Hi there everyone,
We are trying to get hands on Databricks Lakehouse for a prospective client's project.
Our Major aim for the project is to Compare Datalakehosue on Databricks and Bigquery Datawarehouse in terms of Costs and time to setup and run queries.
We have created projects and tested in multiple data sizes (250 Gb and 1.3 Tb), and we had a great experience and are looking to build our expertise around Databricks Lakehouse.
We had some questions regarding cluster configurations. While working with 1.3 Tb data , using cluster size of 32 Gb , 4 Cores ,Personal Compute cluster. the time taken to read data(parquet) from gcp bucket and converting it into a delta table was 5+ hours. Then we did some optimisations with code and partitioned it and read it in multiple chunks and reduced the time to 3.5 hours but still when compared to Bigquery which takes 15 mins there is a huge difference.

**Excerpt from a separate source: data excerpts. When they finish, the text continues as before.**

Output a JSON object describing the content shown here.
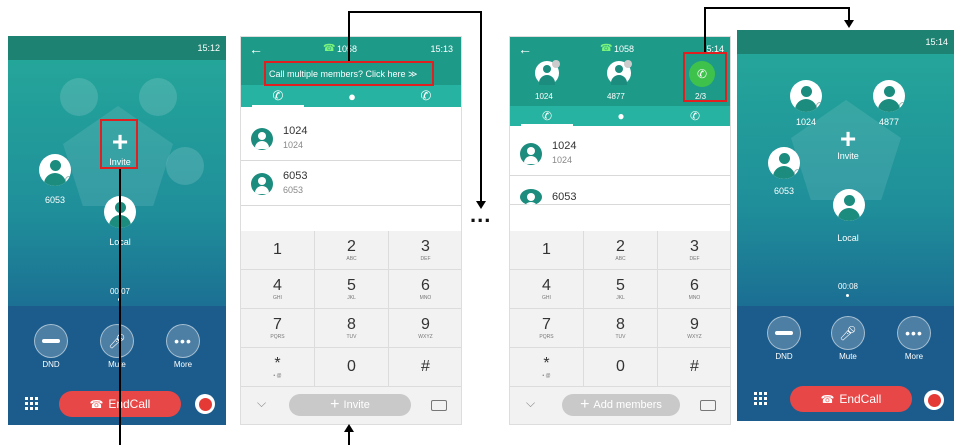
{
  "screen1": {
    "time": "15:12",
    "invite_label": "Invite",
    "participant": "6053",
    "local_label": "Local",
    "duration": "00:07",
    "controls": {
      "dnd": "DND",
      "mute": "Mute",
      "more": "More"
    },
    "endcall_label": "EndCall"
  },
  "screen2": {
    "line": "1058",
    "time": "15:13",
    "banner": "Call multiple members? Click here  ≫",
    "contacts": [
      {
        "name": "1024",
        "number": "1024"
      },
      {
        "name": "6053",
        "number": "6053"
      }
    ],
    "invite_button": "Invite"
  },
  "ellipsis": "...",
  "screen3": {
    "line": "1058",
    "time": "5:14",
    "members": [
      "1024",
      "4877"
    ],
    "count": "2/3",
    "contacts": [
      {
        "name": "1024",
        "number": "1024"
      },
      {
        "name": "6053",
        "number": ""
      }
    ],
    "add_button": "Add members"
  },
  "screen4": {
    "time": "15:14",
    "invite_label": "Invite",
    "participants": [
      "1024",
      "4877",
      "6053"
    ],
    "local_label": "Local",
    "duration": "00:08",
    "controls": {
      "dnd": "DND",
      "mute": "Mute",
      "more": "More"
    },
    "endcall_label": "EndCall"
  },
  "keys": [
    {
      "d": "1",
      "l": ""
    },
    {
      "d": "2",
      "l": "ABC"
    },
    {
      "d": "3",
      "l": "DEF"
    },
    {
      "d": "4",
      "l": "GHI"
    },
    {
      "d": "5",
      "l": "JKL"
    },
    {
      "d": "6",
      "l": "MNO"
    },
    {
      "d": "7",
      "l": "PQRS"
    },
    {
      "d": "8",
      "l": "TUV"
    },
    {
      "d": "9",
      "l": "WXYZ"
    },
    {
      "d": "*",
      "l": "• @"
    },
    {
      "d": "0",
      "l": ""
    },
    {
      "d": "#",
      "l": ""
    }
  ],
  "colors": {
    "accent": "#1e9a89",
    "endcall": "#e84748",
    "highlight": "#e02020"
  }
}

We figured out that bigquery uses serverless compute while in databricks we are using cluster of very less size So, is there any way
- to find correct cluster configurations for specific amount of data (like calculators or rough estimates)
- any technical blogs where we can get more idea about this
- or any other tips for reducing time.
We found about serverless databricks clusters both for SQL and notebooks but I think they are supported in Paid account and we are still in our trial period.